When the workers dismantled the shelf in the attic, they found two golf clubs – judging by the era, they are believed to have belonged to Ouimet. They may have been worn by 10-year-old caddy Eddie Lowry when Ouimet beat the famous British pros in a clash that spawned a golf boom in the New World.
“That’s what’s so great about golf, it’s the history, the traditions and those stories,” said Ireland’s Rory McIlroy, who counts the 2011 US Open as one of his four major championships. “The fact that he grew up here near the 17th hole and we are still talking about it to this day, over 100 years later. That is so cool. That’s the great thing about this sport.”
The project did make some concessions to modern life.
The kitchen is equipped with stainless steel appliances. The doors were widened to comply with the Americans with Disabilities Act. Sprinkler system installed. The screen door on the front porch, painted green, like much of the Country Club trim itself, features two crossed gold golf clubs carved into its frame.
New cedar siding to replace vinyl siding – that will have to wait until stage 2, along with energy efficient windows to match the original style.

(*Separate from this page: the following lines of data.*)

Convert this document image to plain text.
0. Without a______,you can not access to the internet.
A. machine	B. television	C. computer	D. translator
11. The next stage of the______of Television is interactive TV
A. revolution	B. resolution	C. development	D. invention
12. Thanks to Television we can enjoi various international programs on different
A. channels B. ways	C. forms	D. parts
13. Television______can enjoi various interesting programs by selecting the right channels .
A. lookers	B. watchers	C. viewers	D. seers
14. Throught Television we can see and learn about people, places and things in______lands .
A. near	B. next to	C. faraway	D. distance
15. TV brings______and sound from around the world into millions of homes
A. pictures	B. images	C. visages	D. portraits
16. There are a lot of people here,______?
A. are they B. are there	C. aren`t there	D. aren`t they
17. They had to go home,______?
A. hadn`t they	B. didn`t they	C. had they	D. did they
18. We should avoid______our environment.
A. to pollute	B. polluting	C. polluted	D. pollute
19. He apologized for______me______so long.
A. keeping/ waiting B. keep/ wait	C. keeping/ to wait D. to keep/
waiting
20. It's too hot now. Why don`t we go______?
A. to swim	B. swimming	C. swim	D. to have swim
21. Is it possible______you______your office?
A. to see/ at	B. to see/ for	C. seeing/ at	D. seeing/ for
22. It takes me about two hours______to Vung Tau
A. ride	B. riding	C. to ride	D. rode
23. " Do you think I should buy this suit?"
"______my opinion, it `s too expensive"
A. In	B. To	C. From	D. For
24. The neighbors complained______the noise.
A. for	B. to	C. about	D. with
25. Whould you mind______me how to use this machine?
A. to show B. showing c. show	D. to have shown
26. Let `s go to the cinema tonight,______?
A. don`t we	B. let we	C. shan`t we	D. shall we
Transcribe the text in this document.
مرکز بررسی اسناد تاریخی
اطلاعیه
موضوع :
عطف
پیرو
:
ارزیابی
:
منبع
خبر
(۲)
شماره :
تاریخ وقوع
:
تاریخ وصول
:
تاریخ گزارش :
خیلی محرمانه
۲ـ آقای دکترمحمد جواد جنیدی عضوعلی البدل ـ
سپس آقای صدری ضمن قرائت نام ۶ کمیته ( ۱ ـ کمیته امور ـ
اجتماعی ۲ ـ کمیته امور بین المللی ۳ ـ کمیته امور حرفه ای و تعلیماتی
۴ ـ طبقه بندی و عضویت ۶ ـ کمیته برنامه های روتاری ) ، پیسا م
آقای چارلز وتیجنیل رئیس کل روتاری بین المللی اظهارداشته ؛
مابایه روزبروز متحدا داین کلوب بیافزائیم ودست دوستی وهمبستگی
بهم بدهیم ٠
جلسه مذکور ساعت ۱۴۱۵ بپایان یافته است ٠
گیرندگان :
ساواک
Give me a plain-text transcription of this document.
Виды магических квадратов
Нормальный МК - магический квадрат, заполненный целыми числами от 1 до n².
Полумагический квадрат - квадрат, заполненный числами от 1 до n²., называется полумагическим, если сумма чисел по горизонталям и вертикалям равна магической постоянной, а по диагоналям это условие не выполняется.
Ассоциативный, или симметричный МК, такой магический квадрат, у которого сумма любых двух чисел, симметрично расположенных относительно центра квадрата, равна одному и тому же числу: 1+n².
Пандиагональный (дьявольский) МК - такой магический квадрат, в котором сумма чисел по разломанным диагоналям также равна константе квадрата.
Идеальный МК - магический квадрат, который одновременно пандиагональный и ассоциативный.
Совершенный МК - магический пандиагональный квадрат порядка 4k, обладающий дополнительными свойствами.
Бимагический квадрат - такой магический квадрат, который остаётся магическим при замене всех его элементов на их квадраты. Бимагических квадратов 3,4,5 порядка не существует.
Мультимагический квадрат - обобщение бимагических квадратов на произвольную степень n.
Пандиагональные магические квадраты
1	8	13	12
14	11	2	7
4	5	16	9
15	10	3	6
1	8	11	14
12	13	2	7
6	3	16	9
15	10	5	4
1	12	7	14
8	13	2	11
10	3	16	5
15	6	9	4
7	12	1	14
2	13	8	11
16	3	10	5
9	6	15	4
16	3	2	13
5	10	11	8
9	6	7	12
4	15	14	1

In the weeks leading up to the US Open, workers rushed to tear down the unsightly fence, while Hines himself planted shrubs and flowers to give the property some oomph. The furniture has been delivered, the paint is drying, and a portrait of Huime and golf clubs, believed to be his, are hung on the walls.
Hines, who hosted the player in his own home at the 1988 US Open – the last time the tournament was hosted at The Country Club – said he hopes to show Ouime’s house this week to golfers and anyone interested in the history of the sport. .
What if they need a place to sleep?
“If someone showed up and wanted to rent this place,” he said, “we would be in the know.”